- 49
Darwin, Charles
Description
- printed book
In 12s (7 7/8 x 5 in.; 199 x 126 mm, uncut). Folding lithographed diagram by W. West, half-title verso with quotations by Whewell and Bacon only, 32-page publisher's catalogue dated June, 1859 bound at end (Freeman's form 3); preliminaries lightly foxed, very occasional marginal foxing. Publisher's blind-panelled green, grained cloth (Edmonds & Remnants), spine gilt (Freeman's variant a), brown-coated endpapers; front endpapers a trifle cracked at inner hinge.
Provenance
Literature
Catalogue Note
Originally conceived as a work that might be printed on four or five sheets of paper, On the Origin of Species evolved during the eight months of its writing into a volume of nearly 500 pages. The final scope of Origin of Species prompted Darwin to abandon plans for his “big book,” although he salvaged much of the first part of the manuscript for The Variation of Animals and Plants under Domestication, published in 1868.
Bern Dibner’s Heralds of Science describes On the Origin of Species as “the most important single work in science.” The entire text is essentially an introduction to, and amplification of, the iconoclastic thesis that Darwin abstracts at the beginning of chapter 4: “many more individuals are born than can possibly survive … [I]ndividuals having any advantage, however slight, over others, would have the best chance of surviving and procreating their kind … [A]ny variation in the least degree injurious would be rigidly destroyed.
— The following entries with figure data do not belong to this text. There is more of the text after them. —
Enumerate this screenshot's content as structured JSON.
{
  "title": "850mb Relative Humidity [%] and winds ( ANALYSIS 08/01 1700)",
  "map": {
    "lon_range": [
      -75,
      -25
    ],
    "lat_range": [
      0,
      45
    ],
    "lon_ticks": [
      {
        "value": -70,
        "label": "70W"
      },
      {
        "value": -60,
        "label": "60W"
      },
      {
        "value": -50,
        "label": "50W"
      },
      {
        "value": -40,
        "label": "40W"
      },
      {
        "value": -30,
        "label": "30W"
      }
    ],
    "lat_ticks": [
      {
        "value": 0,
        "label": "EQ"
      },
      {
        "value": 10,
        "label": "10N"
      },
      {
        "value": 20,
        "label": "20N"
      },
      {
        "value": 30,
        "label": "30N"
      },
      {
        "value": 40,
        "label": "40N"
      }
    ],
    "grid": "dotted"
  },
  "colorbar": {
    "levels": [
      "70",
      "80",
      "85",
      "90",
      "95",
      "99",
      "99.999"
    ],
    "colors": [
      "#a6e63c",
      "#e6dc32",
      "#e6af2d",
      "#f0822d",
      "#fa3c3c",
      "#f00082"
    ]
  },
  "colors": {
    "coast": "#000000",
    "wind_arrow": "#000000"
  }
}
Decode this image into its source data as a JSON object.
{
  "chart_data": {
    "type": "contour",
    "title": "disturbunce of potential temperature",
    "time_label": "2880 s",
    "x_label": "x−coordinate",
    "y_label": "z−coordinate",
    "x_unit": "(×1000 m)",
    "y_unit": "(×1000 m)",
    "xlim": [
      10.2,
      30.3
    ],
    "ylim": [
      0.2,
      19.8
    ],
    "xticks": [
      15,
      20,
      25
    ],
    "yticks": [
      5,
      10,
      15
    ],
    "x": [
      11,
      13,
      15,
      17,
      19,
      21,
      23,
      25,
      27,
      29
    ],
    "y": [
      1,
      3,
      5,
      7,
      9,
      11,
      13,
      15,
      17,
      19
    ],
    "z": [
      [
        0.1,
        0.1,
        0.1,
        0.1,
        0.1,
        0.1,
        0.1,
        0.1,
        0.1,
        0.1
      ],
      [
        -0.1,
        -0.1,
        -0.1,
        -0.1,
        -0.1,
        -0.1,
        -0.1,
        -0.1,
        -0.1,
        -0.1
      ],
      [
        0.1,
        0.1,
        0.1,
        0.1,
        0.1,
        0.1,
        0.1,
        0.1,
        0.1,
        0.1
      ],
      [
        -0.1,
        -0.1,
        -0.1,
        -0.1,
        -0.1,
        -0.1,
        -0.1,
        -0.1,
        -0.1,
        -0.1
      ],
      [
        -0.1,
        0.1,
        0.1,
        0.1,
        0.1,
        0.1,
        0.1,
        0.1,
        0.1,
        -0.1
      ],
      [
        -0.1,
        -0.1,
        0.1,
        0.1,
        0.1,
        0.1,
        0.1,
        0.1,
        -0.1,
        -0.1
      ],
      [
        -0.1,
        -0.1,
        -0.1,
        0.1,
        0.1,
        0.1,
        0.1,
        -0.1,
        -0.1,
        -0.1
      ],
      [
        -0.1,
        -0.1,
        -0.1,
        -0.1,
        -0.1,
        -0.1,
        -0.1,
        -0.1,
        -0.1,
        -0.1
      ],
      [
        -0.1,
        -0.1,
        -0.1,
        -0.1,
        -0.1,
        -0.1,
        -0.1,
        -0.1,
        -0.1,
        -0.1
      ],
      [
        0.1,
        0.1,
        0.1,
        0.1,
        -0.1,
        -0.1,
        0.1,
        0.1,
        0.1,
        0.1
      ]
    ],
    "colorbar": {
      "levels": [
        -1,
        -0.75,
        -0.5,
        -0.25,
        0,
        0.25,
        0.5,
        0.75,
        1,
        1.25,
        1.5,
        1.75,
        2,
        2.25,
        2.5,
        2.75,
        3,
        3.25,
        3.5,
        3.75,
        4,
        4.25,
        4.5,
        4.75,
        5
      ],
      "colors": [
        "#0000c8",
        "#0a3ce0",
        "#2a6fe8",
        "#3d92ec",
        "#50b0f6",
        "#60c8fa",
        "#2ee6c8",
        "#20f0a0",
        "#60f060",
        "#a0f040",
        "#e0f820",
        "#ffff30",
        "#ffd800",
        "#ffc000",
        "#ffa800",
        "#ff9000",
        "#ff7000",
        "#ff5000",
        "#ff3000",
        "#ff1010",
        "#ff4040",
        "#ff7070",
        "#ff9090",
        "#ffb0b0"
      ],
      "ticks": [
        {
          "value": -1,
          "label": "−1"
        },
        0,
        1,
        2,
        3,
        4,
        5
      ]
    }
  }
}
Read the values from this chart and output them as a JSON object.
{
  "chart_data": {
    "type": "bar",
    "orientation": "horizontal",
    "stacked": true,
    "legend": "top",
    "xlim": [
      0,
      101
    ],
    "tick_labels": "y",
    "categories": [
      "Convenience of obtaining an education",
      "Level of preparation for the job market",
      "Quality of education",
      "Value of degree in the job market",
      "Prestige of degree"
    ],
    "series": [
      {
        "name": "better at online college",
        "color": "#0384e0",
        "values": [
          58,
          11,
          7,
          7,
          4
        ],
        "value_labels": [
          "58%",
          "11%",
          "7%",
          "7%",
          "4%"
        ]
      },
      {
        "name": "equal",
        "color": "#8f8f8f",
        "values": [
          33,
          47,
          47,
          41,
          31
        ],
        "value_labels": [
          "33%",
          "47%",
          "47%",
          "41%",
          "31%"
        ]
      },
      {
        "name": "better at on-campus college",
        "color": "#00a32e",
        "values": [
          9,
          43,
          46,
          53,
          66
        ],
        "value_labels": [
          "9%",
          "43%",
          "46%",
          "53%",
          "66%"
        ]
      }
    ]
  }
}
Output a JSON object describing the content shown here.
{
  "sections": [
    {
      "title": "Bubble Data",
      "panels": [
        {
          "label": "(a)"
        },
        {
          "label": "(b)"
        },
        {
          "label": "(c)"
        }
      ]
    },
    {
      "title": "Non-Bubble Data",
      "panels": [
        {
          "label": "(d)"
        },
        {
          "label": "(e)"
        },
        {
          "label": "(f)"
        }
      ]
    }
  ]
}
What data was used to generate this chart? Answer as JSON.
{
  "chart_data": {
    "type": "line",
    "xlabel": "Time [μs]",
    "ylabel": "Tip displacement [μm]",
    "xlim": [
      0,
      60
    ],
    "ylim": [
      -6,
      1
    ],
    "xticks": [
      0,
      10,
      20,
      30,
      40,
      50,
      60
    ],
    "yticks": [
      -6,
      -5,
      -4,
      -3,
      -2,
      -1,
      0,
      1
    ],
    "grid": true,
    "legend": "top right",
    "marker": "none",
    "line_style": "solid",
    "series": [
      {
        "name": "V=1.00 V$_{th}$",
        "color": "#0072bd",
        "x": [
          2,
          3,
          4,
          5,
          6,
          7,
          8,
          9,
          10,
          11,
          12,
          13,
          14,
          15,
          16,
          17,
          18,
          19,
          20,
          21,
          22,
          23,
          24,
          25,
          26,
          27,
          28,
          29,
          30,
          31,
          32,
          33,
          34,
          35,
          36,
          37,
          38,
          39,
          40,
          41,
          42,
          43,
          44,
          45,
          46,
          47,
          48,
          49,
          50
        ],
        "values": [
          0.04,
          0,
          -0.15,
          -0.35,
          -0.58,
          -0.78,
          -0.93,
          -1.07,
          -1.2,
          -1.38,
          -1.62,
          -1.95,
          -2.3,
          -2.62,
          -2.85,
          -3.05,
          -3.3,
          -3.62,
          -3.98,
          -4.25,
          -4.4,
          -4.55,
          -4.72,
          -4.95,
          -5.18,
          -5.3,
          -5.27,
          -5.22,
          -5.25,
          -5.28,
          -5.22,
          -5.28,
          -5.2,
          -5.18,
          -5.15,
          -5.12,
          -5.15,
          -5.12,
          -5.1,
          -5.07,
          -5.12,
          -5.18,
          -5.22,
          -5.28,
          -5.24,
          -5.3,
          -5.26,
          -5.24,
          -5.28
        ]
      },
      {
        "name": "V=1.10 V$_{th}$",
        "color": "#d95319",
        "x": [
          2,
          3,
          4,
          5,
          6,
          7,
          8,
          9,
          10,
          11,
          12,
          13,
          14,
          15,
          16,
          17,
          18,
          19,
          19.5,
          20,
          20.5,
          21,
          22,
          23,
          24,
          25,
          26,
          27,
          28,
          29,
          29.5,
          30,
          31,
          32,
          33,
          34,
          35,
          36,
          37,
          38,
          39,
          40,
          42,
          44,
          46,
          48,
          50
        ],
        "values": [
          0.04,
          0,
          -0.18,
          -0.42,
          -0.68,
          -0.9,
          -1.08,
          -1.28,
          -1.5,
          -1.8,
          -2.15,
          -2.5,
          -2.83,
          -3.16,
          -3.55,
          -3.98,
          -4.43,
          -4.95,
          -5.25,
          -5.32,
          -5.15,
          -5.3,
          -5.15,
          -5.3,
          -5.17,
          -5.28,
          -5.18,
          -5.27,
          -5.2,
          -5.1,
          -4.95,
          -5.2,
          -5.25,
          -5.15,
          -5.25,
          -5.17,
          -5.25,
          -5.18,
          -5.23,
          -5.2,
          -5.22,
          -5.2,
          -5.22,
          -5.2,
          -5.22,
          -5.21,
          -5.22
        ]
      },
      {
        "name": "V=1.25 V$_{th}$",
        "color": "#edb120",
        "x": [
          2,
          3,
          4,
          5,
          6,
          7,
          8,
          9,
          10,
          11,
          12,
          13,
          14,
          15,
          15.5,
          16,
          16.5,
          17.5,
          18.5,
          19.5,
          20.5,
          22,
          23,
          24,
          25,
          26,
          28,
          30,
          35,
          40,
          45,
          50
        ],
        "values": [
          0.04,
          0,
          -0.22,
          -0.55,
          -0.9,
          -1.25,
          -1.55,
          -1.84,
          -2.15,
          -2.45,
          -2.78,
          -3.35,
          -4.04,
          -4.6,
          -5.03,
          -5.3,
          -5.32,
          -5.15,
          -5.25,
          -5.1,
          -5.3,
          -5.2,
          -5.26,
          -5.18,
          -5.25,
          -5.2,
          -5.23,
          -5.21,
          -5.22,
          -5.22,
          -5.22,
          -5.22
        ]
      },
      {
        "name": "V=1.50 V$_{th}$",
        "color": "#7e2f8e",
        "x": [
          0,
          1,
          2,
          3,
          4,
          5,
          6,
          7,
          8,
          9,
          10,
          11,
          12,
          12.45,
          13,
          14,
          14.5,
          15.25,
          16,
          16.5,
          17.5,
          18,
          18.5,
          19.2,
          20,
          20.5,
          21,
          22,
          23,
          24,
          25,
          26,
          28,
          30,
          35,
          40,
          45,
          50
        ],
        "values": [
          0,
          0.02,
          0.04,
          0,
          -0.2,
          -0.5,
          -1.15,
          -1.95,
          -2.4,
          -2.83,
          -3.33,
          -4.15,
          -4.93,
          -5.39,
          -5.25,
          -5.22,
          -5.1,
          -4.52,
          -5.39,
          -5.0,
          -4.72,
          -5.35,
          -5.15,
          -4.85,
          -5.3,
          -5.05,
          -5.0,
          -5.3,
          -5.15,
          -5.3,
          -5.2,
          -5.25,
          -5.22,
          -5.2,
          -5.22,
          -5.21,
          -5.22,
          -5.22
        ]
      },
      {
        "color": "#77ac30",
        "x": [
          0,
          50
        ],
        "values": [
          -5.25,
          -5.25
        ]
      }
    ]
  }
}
This preservation of favourable variations and the rejection of injurious variations, I call Natural Selection.” Origin of Species caused an immediate sensation. Of the first edition of 1,250 copies, fifty-eight were distributed by Murray for review, promotion, and presentation, and Darwin reported that the balance was sold out on the first day of publication.
A fine, entirely unsophisticated copy, with distinguished provenance.